Sunday, March 15, 2009

A Deal to Return Gilad Shalit?

Two Israelis were killed this evening by Palestinian gunmen.

Three important things to bear in mind when discussing Israeli willingness to trade many Palestinians for very few Israeli hostages.

The first is that the Palestinians (and Hezbollah) have a policy of holding hostages for years without ever allowing contact between them and their families. Twice this decade Hezbollah has had dead bodies, and throughout the years of negotiations they never admitted that's all they had, preferring to torture the families with the hope someday they'd see their beloved ones. Hamas has been slightly more accommodating with Gilad Shalit, probably because he really is alive, so about once a year they allow a note from him to reach his parents... and that's it. It's despicable, evil, and they're very proud of it. These are our enemies, and we should never forget it.

The second is that Palestinian terrorists, once they're set free by the hundreds for a handful of Israeli hostages, go back to their previous occupation of killing Israelis. International practice is that returned PoWs are not sent back into battle against their erstwhile captors, and most countries respect this. In the case of the Palestinians, each and every one of them must sign a document, before leaving jail, in which they give their word of honor not to return to terror. In some societies, ones' word of honor is binding; Arab culture indeed sets high value on honor (and many Arab women are killed for besmirching someone else's honor) - but Palestinian terrorists aren't bound by their word of honor. On the contrary: hundreds of Israelis have been murdered by Palestinian terrorists who were let out of jail as part of the so-called peace process or in return for Israeli hostages. These are our enemies, and we should never forget it.

Third, the dynamic of these things is that sooner or later, the Palestinians or Hezbollah will manage to capture an Israeli, and eventually they'll spring hundreds of Palestinians in return - either that, or a future round of negotiations in the "peace process" will be stuck until Israel releases Palestinians, because after all, we're making peace, aren't we, and peace means we let bygones be bygones. Which mean that Palestinian terrorists know they'll be set free after a few years, or a decade, and won't spend the rest of their lives in jail. The price of killing Israelis (unless in an act of suicide) isn't all that high.
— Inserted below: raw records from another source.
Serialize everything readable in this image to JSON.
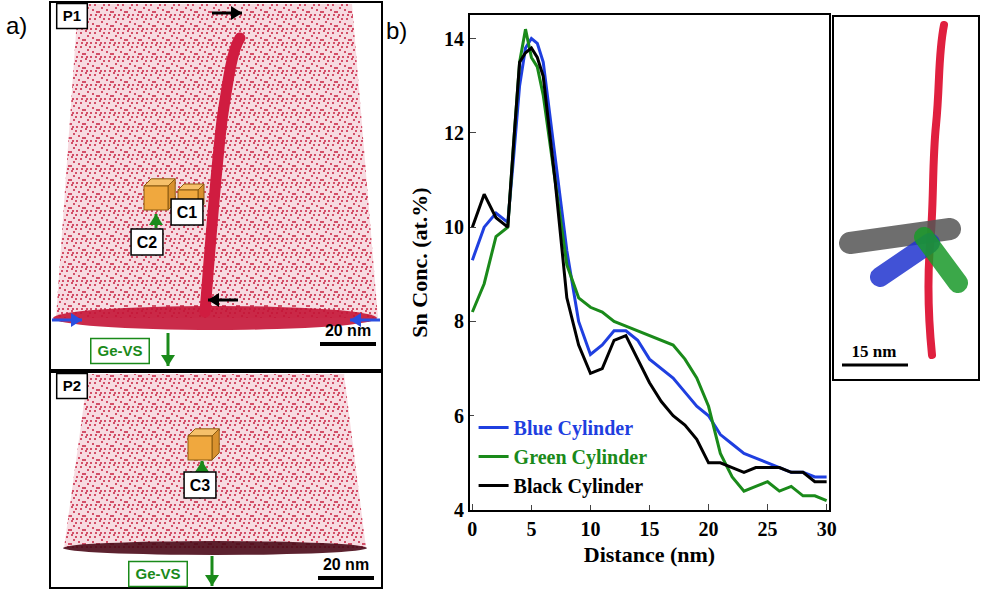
{
  "chart_data": {
    "type": "line",
    "xlabel": "Distance (nm)",
    "ylabel": "Sn Conc. (at.%)",
    "x": [
      0,
      1,
      2,
      3,
      3.5,
      4,
      4.5,
      5,
      5.5,
      6,
      7,
      8,
      9,
      10,
      11,
      12,
      13,
      14,
      15,
      16,
      17,
      18,
      19,
      20,
      21,
      22,
      23,
      24,
      25,
      26,
      27,
      28,
      29,
      30
    ],
    "series": [
      {
        "name": "Blue Cylinder",
        "color": "#1f3fe0",
        "values": [
          9.3,
          10.0,
          10.3,
          10.1,
          11.5,
          13.0,
          13.8,
          14.0,
          13.9,
          13.5,
          11.5,
          9.5,
          8.0,
          7.3,
          7.5,
          7.8,
          7.8,
          7.6,
          7.2,
          7.0,
          6.8,
          6.5,
          6.2,
          6.0,
          5.6,
          5.4,
          5.2,
          5.1,
          5.0,
          4.9,
          4.8,
          4.8,
          4.7,
          4.7
        ]
      },
      {
        "name": "Green Cylinder",
        "color": "#1a8a1a",
        "values": [
          8.2,
          8.8,
          9.8,
          10.0,
          11.8,
          13.5,
          14.2,
          13.6,
          13.4,
          12.8,
          11.0,
          9.2,
          8.5,
          8.3,
          8.2,
          8.0,
          7.9,
          7.8,
          7.7,
          7.6,
          7.5,
          7.2,
          6.8,
          6.2,
          5.2,
          4.7,
          4.4,
          4.5,
          4.6,
          4.4,
          4.5,
          4.3,
          4.3,
          4.2
        ]
      },
      {
        "name": "Black Cylinder",
        "color": "#000000",
        "values": [
          10.0,
          10.7,
          10.2,
          10.0,
          11.8,
          13.5,
          13.7,
          13.8,
          13.6,
          13.2,
          11.0,
          8.5,
          7.5,
          6.9,
          7.0,
          7.6,
          7.7,
          7.2,
          6.7,
          6.3,
          6.0,
          5.8,
          5.5,
          5.0,
          5.0,
          4.9,
          4.8,
          4.9,
          4.9,
          4.9,
          4.8,
          4.8,
          4.6,
          4.6
        ]
      }
    ],
    "xlim": [
      -0.2,
      30.2
    ],
    "xticks": [
      0,
      5,
      10,
      15,
      20,
      25,
      30
    ],
    "ylim": [
      4,
      14.5
    ],
    "yticks": [
      4,
      6,
      8,
      10,
      12,
      14
    ],
    "grid": false,
    "legend": "lower left"
  },
  "figure": {
    "panel_a": {
      "label": "a)",
      "views": [
        {
          "name": "P1",
          "cubes": [
            "C1",
            "C2"
          ],
          "substrate": "Ge-VS",
          "scale_bar": "20 nm"
        },
        {
          "name": "P2",
          "cubes": [
            "C3"
          ],
          "substrate": "Ge-VS",
          "scale_bar": "20 nm"
        }
      ]
    },
    "panel_b": {
      "label": "b)",
      "inset_scale_bar": "15 nm"
    }
  }
}
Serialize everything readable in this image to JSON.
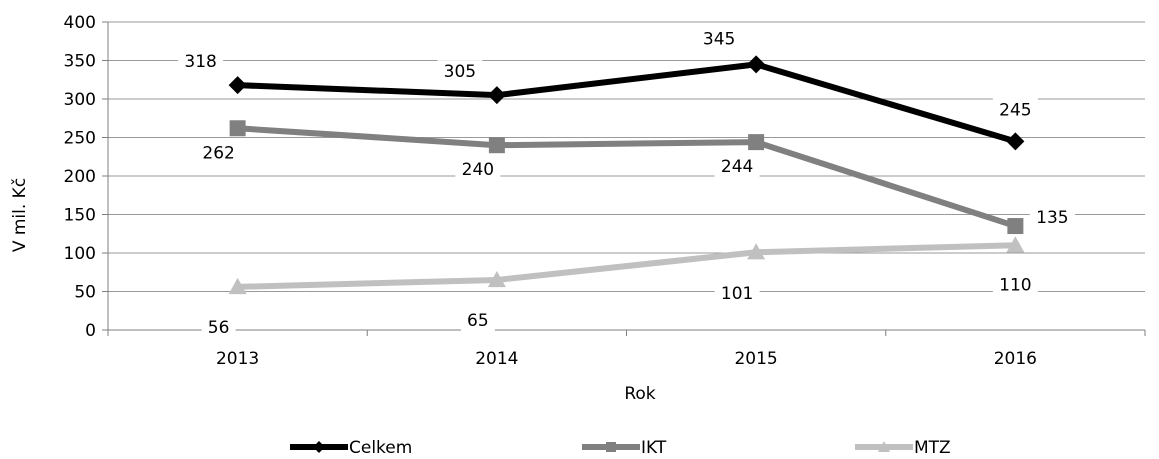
{
  "chart_data": {
    "type": "line",
    "categories": [
      "2013",
      "2014",
      "2015",
      "2016"
    ],
    "series": [
      {
        "name": "Celkem",
        "values": [
          318,
          305,
          345,
          245
        ],
        "color": "#000000",
        "marker": "diamond"
      },
      {
        "name": "IKT",
        "values": [
          262,
          240,
          244,
          135
        ],
        "color": "#808080",
        "marker": "square"
      },
      {
        "name": "MTZ",
        "values": [
          56,
          65,
          101,
          110
        ],
        "color": "#c0c0c0",
        "marker": "triangle"
      }
    ],
    "xlabel": "Rok",
    "ylabel": "V mil. Kč",
    "ylim": [
      0,
      400
    ],
    "yticks": [
      0,
      50,
      100,
      150,
      200,
      250,
      300,
      350,
      400
    ],
    "grid": true,
    "legend": "bottom"
  }
}
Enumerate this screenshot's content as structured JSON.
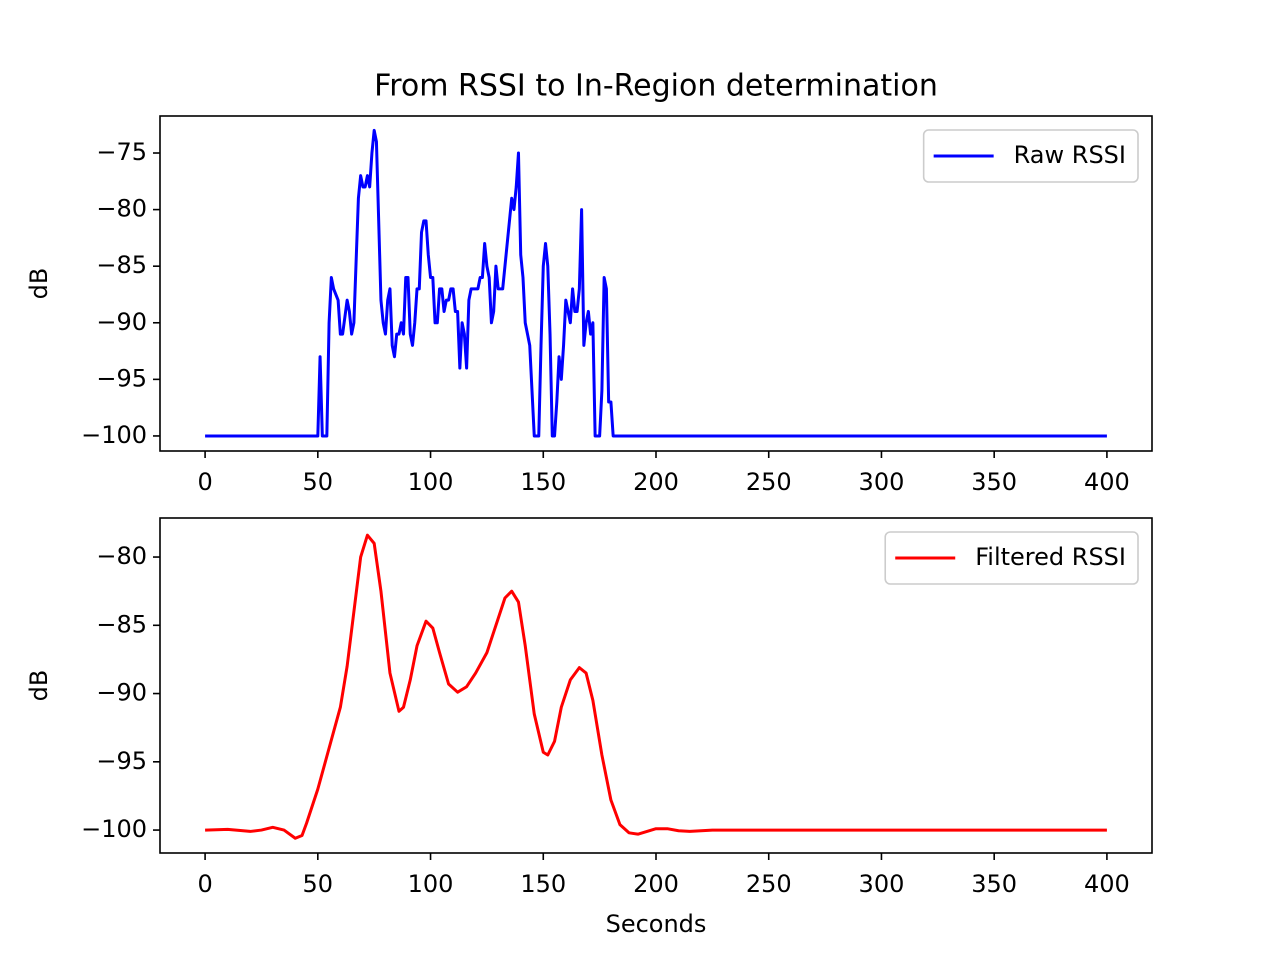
{
  "chart_data": [
    {
      "type": "line",
      "title": "From RSSI to In-Region determination",
      "ylabel": "dB",
      "x": [
        0,
        50,
        51,
        52,
        54,
        55,
        56,
        57,
        59,
        60,
        61,
        63,
        64,
        65,
        66,
        68,
        69,
        70,
        71,
        72,
        73,
        74,
        75,
        76,
        78,
        79,
        80,
        81,
        82,
        83,
        84,
        85,
        86,
        87,
        88,
        89,
        90,
        91,
        92,
        93,
        94,
        95,
        96,
        97,
        98,
        99,
        100,
        101,
        102,
        103,
        104,
        105,
        106,
        107,
        108,
        109,
        110,
        111,
        112,
        113,
        114,
        115,
        116,
        117,
        118,
        121,
        122,
        123,
        124,
        125,
        126,
        127,
        128,
        129,
        130,
        132,
        135,
        136,
        137,
        138,
        139,
        140,
        141,
        142,
        143,
        144,
        145,
        146,
        148,
        149,
        150,
        151,
        152,
        153,
        154,
        155,
        156,
        157,
        158,
        159,
        160,
        161,
        162,
        163,
        164,
        165,
        166,
        167,
        168,
        169,
        170,
        171,
        172,
        173,
        175,
        176,
        177,
        178,
        179,
        180,
        181,
        400
      ],
      "series": [
        {
          "name": "Raw RSSI",
          "color": "#0000ff",
          "values": [
            -100,
            -100,
            -93,
            -100,
            -100,
            -90,
            -86,
            -87,
            -88,
            -91,
            -91,
            -88,
            -89,
            -91,
            -90,
            -79,
            -77,
            -78,
            -78,
            -77,
            -78,
            -75,
            -73,
            -74,
            -88,
            -90,
            -91,
            -88,
            -87,
            -92,
            -93,
            -91,
            -91,
            -90,
            -91,
            -86,
            -86,
            -91,
            -92,
            -90,
            -87,
            -87,
            -82,
            -81,
            -81,
            -84,
            -86,
            -86,
            -90,
            -90,
            -87,
            -87,
            -89,
            -88,
            -88,
            -87,
            -87,
            -89,
            -89,
            -94,
            -90,
            -91,
            -94,
            -88,
            -87,
            -87,
            -86,
            -86,
            -83,
            -85,
            -86,
            -90,
            -89,
            -85,
            -87,
            -87,
            -81,
            -79,
            -80,
            -78,
            -75,
            -84,
            -86,
            -90,
            -91,
            -92,
            -96,
            -100,
            -100,
            -92,
            -85,
            -83,
            -85,
            -91,
            -100,
            -100,
            -97,
            -93,
            -95,
            -92,
            -88,
            -89,
            -90,
            -87,
            -89,
            -89,
            -87,
            -80,
            -92,
            -90,
            -89,
            -91,
            -90,
            -100,
            -100,
            -96,
            -86,
            -87,
            -97,
            -97,
            -100,
            -100
          ]
        }
      ],
      "xlim": [
        -20,
        420
      ],
      "ylim": [
        -101.33,
        -71.73
      ],
      "xticks": [
        0,
        50,
        100,
        150,
        200,
        250,
        300,
        350,
        400
      ],
      "yticks": [
        {
          "value": -100,
          "label": "−100"
        },
        {
          "value": -95,
          "label": "−95"
        },
        {
          "value": -90,
          "label": "−90"
        },
        {
          "value": -85,
          "label": "−85"
        },
        {
          "value": -80,
          "label": "−80"
        },
        {
          "value": -75,
          "label": "−75"
        }
      ],
      "legend": "upper right"
    },
    {
      "type": "line",
      "ylabel": "dB",
      "xlabel": "Seconds",
      "x": [
        0,
        10,
        20,
        25,
        30,
        35,
        40,
        43,
        45,
        50,
        55,
        60,
        63,
        66,
        69,
        72,
        75,
        78,
        82,
        86,
        88,
        91,
        94,
        98,
        101,
        104,
        108,
        112,
        116,
        120,
        125,
        130,
        133,
        136,
        139,
        142,
        146,
        150,
        152,
        155,
        158,
        162,
        166,
        169,
        172,
        176,
        180,
        184,
        188,
        192,
        196,
        200,
        205,
        210,
        215,
        225,
        400
      ],
      "series": [
        {
          "name": "Filtered RSSI",
          "color": "#ff0000",
          "values": [
            -100,
            -99.95,
            -100.1,
            -100,
            -99.8,
            -100,
            -100.6,
            -100.4,
            -99.5,
            -97,
            -94,
            -91,
            -88,
            -84,
            -80,
            -78.4,
            -79,
            -82.5,
            -88.5,
            -91.3,
            -91,
            -89,
            -86.5,
            -84.7,
            -85.2,
            -87,
            -89.3,
            -89.9,
            -89.5,
            -88.5,
            -87,
            -84.5,
            -83,
            -82.5,
            -83.3,
            -86.5,
            -91.5,
            -94.3,
            -94.5,
            -93.5,
            -91,
            -89,
            -88.1,
            -88.5,
            -90.5,
            -94.5,
            -97.8,
            -99.6,
            -100.2,
            -100.3,
            -100.1,
            -99.9,
            -99.9,
            -100.05,
            -100.1,
            -100,
            -100
          ]
        }
      ],
      "xlim": [
        -20,
        420
      ],
      "ylim": [
        -101.68,
        -77.14
      ],
      "xticks": [
        0,
        50,
        100,
        150,
        200,
        250,
        300,
        350,
        400
      ],
      "yticks": [
        {
          "value": -100,
          "label": "−100"
        },
        {
          "value": -95,
          "label": "−95"
        },
        {
          "value": -90,
          "label": "−90"
        },
        {
          "value": -85,
          "label": "−85"
        },
        {
          "value": -80,
          "label": "−80"
        }
      ],
      "legend": "upper right"
    }
  ]
}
And yet Israel repeatedly exchanges hundreds for one, or more than a thousand for three dead bodies, and so on. Even while knowing that other Israelis wll die, down the line, at the hands of those being let out now. Why?

First, because of that torture. Who would leave anyone in the hands of vicious beasts if there was an alternative? Who would tell a mother to reconcile herself to spending indeterminate years in uncertainty, not knowing if her son is even alive, and if so, fearing the tortures he's undergoing at the hands of animals, who eventually may kill him and discard him somewhere, as probably happened in the 1980s to Ron Arad, an airman shot down over Lebanon, who was still alive a year or more later, but has apparently been dead for many years?

Second, because of our cohesion. External observers are often startled by the vehemence with which Israelis often disagree with one another, in politics and in any other part of life. They fail to understand that this is the corollary of what ultimately is a family: Israelis regard themselves as "we" in ways that are quite lacking in any Western society I've ever encountered. True, as in any family, this doesn't mean there's equality and goodwill spread evenly in all directions. Look how we treat the folks down in Sderot, for example: They were shot at for years and we couldn't be bothered; eventually we went to war for them but didn't do the whole job (and maybe we couldn't have, I don't know), so now they're getting shot at again, daily, and we're back to pretending it isn't happening. I can think of lots of less dramatic examples - none of which change the basic fact that we really do empathize with the mothers of those hostages. We also know it could have been us, heaven forbid, since most of us send our sons to where such stories start.

Third, because of history. The concept of redeeming Jewish hostages is at least a thousand years old, and is deeply ingrained in our culture. Very deeply. It's part of who we are, for better and for worse.

Fourth, because of that "better or worse". No-one will admit to thinking this, but we hope that by being "better", and making the pain of that one family or few go away, along with reuniting hundreds of Palestinian families (who could of course visit their jailed relatives all along), maybe things will get better. Back in the 1990s as we were setting free most of the convicted Palestinian terrorists, we really did hope they, also, might be putting the past behind them, and letting bygones be bygones. Of course, there was not much evidence this was true even then, and there's essentially none at all now, but we like to hope. It's a nice, pleasant sensation.

I'm very glad, at moments like this, that I never accidentally became Prime Minister. Prime ministers are called upon to make life and death decisions, and sometimes they're called upon to make life and death and life and death decisions; me, I blog about their decisions.

And of course, I live in the realities their decisions create. Nothing funny about that.

1 comment:

Anonymous said...

Muslims are under no obligation to honor agreements they sign with infidels. In fact, their religious tradition requires them to lie for the good of advancing the Islamic cause.

It may not be politically correct to point this out, but it is worth keeping in mind when Israel is expected to make tangible concessions in return for promises.